Düşük Testosteronu Tespit Etmenin Yolu: 6 Belirgin İşaret!

Testosteron Eksikliği: Yaygın mı, Yoksa Sadece Bir Pazarlama Stratejisi mi?
Son yıllarda testosteron, enerji, sağlık, güç ve cinsellik ile ilişkilendirilmiştir. Bugün, herhangi bir takviye ürünleri satan dükkâna girdiğinizde, testosteron seviyelerini yükselttiği iddia edilen birçok ürünle karşılaşmak mümkün.
Peki, testosteron eksikliği gerçekten bu kadar yaygın mı, yoksa bu sadece bir pazarlama hilesi mi? Özellikle erkeklerde görülen bu hormon eksikliğinin tıbbi açıdan önemi nedir? Giderek artan araştırmalar, hem erkekler hem de kadınlar için testosteronun beklenenden daha kritik bir rol oynayabileceğini göstermektedir.
TESTOSTERON NEDİR?
1935'te boğa testislerinden izole edilerek tanımlanan testosteron, erkeklerde esas olarak testislerde üretmektedir. Sperm üretimi ve cinsel istekte kritik bir işlevi bulunmanın yanı sıra, kas ve kemik kütlesi ile yağ dağılımı ve kırmızı kan hücreleri üretimi gibi birçok önemli vücutsal işlevi de etkilemektedir.
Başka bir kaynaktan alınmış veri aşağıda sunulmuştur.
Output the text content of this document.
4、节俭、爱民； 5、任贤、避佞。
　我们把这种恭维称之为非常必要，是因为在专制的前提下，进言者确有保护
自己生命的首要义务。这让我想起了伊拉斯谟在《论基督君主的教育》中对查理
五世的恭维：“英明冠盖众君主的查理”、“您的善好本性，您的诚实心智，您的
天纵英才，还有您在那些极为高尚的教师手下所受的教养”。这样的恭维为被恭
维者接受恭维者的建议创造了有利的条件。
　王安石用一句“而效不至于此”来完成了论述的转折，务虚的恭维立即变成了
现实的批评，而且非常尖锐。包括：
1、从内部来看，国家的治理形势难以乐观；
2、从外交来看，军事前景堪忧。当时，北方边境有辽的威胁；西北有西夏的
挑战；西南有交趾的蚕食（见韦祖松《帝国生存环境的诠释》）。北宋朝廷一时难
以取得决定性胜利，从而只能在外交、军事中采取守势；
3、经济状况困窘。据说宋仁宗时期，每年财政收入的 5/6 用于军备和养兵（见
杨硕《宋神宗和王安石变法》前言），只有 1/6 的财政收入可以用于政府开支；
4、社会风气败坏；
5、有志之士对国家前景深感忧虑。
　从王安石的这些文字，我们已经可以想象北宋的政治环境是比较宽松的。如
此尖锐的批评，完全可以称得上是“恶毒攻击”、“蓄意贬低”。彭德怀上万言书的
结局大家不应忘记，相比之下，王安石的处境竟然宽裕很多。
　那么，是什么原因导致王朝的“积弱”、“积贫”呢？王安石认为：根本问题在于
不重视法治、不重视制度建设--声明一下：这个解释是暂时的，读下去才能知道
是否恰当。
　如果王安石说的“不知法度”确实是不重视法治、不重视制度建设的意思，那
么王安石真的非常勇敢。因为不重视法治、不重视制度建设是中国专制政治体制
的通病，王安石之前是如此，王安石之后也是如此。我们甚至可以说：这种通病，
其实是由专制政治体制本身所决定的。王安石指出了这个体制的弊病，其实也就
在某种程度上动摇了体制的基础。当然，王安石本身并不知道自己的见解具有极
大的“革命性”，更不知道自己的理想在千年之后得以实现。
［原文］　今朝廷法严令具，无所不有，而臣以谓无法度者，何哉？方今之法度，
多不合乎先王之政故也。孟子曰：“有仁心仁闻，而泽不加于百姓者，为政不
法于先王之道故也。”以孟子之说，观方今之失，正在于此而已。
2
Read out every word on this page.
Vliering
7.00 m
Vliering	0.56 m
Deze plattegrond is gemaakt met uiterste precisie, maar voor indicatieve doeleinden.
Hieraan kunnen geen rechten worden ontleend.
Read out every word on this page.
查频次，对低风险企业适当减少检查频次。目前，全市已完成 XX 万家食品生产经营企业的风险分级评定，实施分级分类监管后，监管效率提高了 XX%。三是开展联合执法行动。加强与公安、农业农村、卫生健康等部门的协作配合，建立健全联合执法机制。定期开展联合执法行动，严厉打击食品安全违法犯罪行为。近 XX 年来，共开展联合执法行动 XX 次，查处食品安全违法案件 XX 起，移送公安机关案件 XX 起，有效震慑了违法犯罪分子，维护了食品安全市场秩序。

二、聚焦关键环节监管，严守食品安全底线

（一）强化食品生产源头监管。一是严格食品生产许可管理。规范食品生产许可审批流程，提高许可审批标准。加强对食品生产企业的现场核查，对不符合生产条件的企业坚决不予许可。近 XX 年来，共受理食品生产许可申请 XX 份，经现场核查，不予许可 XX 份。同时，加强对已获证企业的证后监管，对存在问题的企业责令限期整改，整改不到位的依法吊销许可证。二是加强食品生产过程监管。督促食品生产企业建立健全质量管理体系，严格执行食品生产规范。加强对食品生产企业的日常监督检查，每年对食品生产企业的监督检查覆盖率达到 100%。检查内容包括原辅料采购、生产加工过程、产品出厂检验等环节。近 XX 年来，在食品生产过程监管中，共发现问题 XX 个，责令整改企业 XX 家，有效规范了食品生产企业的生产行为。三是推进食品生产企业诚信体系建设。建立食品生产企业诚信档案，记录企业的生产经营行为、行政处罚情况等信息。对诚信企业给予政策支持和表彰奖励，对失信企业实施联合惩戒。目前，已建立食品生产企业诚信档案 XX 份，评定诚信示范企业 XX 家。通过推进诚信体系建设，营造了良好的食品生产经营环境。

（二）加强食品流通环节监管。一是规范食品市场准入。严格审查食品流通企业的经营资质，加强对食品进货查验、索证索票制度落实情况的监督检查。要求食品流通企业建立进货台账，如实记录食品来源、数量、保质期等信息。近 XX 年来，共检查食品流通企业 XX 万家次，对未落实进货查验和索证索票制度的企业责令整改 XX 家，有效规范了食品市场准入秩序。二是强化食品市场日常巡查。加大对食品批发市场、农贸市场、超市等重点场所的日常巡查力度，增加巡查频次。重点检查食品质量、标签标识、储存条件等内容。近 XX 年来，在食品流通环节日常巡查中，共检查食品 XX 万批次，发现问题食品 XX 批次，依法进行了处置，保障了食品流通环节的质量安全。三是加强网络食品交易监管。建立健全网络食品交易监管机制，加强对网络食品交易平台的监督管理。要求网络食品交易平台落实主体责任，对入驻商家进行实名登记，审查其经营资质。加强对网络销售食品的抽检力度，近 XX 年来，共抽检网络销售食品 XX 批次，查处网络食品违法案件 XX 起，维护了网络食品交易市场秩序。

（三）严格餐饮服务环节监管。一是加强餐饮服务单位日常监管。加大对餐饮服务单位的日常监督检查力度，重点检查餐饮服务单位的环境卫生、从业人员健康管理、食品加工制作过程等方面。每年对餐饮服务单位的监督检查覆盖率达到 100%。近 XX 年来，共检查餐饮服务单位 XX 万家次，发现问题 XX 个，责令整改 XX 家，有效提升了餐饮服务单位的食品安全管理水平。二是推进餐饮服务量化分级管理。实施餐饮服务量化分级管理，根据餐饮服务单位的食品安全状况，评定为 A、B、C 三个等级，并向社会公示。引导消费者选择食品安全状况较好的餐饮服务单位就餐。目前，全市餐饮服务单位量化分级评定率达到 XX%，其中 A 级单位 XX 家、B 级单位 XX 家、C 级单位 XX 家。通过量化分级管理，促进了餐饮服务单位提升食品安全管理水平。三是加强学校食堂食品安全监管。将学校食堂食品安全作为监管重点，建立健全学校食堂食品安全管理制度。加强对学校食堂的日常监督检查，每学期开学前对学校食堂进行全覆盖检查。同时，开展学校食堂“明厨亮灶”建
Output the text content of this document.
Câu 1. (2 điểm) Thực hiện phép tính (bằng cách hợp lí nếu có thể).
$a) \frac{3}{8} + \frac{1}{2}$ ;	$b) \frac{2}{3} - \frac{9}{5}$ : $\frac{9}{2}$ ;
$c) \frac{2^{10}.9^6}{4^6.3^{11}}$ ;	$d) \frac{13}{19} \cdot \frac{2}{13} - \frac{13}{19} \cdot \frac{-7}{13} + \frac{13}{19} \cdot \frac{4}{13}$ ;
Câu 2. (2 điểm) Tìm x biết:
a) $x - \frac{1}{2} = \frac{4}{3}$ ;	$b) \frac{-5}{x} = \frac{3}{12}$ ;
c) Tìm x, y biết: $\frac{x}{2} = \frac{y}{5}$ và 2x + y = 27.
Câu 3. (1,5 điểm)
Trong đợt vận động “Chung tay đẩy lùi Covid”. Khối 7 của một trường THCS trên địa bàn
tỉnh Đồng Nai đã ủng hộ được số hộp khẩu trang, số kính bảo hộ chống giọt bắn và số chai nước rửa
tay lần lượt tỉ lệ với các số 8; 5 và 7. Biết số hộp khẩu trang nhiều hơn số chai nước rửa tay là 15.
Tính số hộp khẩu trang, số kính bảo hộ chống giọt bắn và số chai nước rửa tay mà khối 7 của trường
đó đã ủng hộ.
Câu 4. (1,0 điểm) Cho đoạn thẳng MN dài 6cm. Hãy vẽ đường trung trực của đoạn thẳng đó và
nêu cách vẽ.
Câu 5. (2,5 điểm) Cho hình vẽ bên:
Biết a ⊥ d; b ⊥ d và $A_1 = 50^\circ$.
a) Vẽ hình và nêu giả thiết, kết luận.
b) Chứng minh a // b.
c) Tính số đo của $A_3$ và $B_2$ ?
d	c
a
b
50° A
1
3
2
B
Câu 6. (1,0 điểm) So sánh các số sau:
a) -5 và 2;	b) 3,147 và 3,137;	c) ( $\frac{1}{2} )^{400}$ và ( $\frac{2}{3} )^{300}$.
Genel olarak, testosteron seviyeleri erkeklerin 20'li yaşlarının başında zirve yapar ve 30 yaşına kadar sabit kalır. Ancak bu yaştan sonra her yıl ortalama %1 oranında bir azalma gözlemlenir. Ancak bu düşüş, çoğu sağlıklı erkekte gözlemlenmeyecek kadar hafif bir değişimdir.
Testosteron, son 80 yıl içinde en fazla araştırılmış hormonlardan biri olmasına rağmen, toplumda düşük seviyelerinin ne kadar yaygın olduğu hâlen tartışmalıdır. Bazı araştırmalar düşük testosteronun nadir olduğunu savunurken, diğerleri erkeklerin yaklaşık %25'inde bu durumun mevcut olabileceğini öne sürmektedir. Tip 2 diyabet hastası olan erkeklerin neredeyse yarısında düşük testosteron seviyeleri tespit edilmiştir.
2021'de yayımlanan büyük ölçekli T4DM adlı klinik çalışma, testosteron seviyelerinin artırılmasının diyabet kontrolünü iyileştirebileceğini göstermiştir. Prediyabet belirtileri gösteren erkeklerde de benzer olumlu sonuçlar elde edilmiştir.
Uzmanlar, testosteron eksikliği teşhislerinde birden çok faktörün etkili olduğunu belirtmektedir. Yaşam tarzı, obezite, beslenme alışkanlıkları, stres, hareketsizlik ve çevresel kimyasallar gibi unsurlar, bu düşüşte önemli rol oynamaktadır.
Dr. Jeff Foster, düşük testosteron belirtilerinin yaşlanma ile ilgili işaretlerle karıştırılabileceğini belirtmektedir. Uzman, sürekli yorgunluk, kafein bağımlılığı, öfke, motivasyon kaybı, cinsel istekte azalma ve hafif erektil disfonksiyon gibi belirtilerin bu kategoride yer aldığını ifade etmektedir.
Testosteron seviyeleri daha da düştüğünde, kas kütlesinde azalma, yağlanmada artış, hafıza sorunları, anksiyete, cinsel işlev bozuklukları, meme dokusu gelişimi ve ciltte değişimler görülebilir. Ayrıca, uyku düzeninde bozulma, gece terlemeleri ve ani sıcak basmaları da bu belirtiler arasındadır.
2023 yılında yayımlanan kapsamlı bir çalışma, kalp hastalığı geçiren veya kalp krizi geçmişi olan erkeklerde testosteron tedavisinin güvenli olduğunu ve kalp hastalığı riskini artırmadığını belirmiştir. Ayrıca, testosteron tedavisinin prostat kanseri riskini artırmadığı, bazı durumlarda ise bu riski azaltabileceği gösterilmiştir.